Food System Shock report

Food system shock: The insurance impacts of acute disruption to global food supply (311.17 KB, pdf)

Closing the gap between food production and supply is an essential component of improving food security. However, the ability of the world food system to achieve this is under chronic pressure from global population growth and shifting consumption patterns. While many food security discussions have focused exclusively on this pressure, little work has been done to explore the global food system’s growing vulnerability to acute disruption.

Lloyd’s commissioned the development of a scenario of an acute but plausible disruption to global food production and its consequences to explore the implications for insurance and risk. The scenario – developed by experts in food security and sustainable development economics – was peer-reviewed by a diverse group of leading academics, before being presented to insurance industry practitioners for assessment at two workshops.

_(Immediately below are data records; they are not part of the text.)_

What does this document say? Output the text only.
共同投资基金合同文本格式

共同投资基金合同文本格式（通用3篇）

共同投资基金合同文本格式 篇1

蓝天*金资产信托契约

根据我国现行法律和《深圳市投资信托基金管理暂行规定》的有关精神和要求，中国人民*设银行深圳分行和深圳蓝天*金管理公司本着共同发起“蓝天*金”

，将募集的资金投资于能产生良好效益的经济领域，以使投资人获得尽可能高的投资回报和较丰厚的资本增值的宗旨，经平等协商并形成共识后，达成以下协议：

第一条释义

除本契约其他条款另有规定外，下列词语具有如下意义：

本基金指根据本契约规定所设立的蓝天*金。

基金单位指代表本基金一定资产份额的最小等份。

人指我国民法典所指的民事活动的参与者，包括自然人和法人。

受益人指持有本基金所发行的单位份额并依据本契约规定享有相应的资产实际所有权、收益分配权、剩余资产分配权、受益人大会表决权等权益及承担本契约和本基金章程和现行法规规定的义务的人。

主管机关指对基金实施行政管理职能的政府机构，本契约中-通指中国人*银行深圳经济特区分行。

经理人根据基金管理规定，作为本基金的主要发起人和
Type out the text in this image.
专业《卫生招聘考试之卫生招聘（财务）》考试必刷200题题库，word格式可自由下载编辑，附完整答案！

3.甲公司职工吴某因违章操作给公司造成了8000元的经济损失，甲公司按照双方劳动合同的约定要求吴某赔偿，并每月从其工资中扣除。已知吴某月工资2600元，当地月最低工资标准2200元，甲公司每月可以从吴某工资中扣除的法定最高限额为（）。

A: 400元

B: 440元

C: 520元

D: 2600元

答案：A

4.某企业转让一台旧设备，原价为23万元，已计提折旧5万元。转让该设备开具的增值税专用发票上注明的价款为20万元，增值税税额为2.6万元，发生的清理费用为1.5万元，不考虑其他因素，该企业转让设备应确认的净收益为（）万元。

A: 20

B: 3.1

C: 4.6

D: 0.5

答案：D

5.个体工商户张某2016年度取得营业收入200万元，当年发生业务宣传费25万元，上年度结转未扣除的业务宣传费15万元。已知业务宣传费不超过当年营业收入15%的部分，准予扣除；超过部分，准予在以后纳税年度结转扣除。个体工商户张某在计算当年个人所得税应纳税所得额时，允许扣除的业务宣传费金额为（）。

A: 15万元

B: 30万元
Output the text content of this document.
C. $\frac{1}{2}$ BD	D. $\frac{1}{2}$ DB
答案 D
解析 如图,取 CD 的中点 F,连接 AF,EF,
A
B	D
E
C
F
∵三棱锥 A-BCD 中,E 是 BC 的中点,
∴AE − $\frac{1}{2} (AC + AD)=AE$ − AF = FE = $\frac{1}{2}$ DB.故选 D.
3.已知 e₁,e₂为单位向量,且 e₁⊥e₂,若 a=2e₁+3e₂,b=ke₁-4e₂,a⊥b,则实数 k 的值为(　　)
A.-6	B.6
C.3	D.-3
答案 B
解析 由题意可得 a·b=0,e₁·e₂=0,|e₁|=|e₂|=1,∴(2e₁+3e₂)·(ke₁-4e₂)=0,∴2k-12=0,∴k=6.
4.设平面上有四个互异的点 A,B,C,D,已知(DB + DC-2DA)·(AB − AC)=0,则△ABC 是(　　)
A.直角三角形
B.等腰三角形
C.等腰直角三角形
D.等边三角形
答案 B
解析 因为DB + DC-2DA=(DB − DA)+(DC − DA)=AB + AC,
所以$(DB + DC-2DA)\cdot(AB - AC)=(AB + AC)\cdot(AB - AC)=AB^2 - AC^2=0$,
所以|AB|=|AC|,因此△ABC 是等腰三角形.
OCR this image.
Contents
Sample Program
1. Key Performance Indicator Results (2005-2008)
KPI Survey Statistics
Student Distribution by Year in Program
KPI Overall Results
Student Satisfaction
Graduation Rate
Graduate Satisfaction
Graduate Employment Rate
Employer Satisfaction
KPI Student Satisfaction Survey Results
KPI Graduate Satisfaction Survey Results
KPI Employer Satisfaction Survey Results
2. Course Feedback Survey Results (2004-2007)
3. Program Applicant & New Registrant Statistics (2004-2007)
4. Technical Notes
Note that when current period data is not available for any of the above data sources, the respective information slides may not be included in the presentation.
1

The scenario described in this report is not a prediction; it is an exploration of what might happen based on past events and scientific, social and economic theory.

Key facts:

  • A systemic shock to global food crop production could have widespread economic, political and social impacts, including food price rises, food riots and changes in stock market values.
  • Food system shock could trigger significant claims across multiple classes of insurance, which could be compounded by the potential for food system shock and its consequences to span multiple years. The insurance industry could also be affected by impacts on investment income, and the global regulatory and business environment.
  • The insurance industry is in a position to make an important contribution to improving the resilience and sustainability of the global food system by encouraging businesses to think about their exposure to risks throughout the food supply chain and prioritise the development of innovative risk transfer products.
  • Insurers need to work with researchers to develop models capable of capturing not only the physical effects of extreme events but also their various economic and social impacts.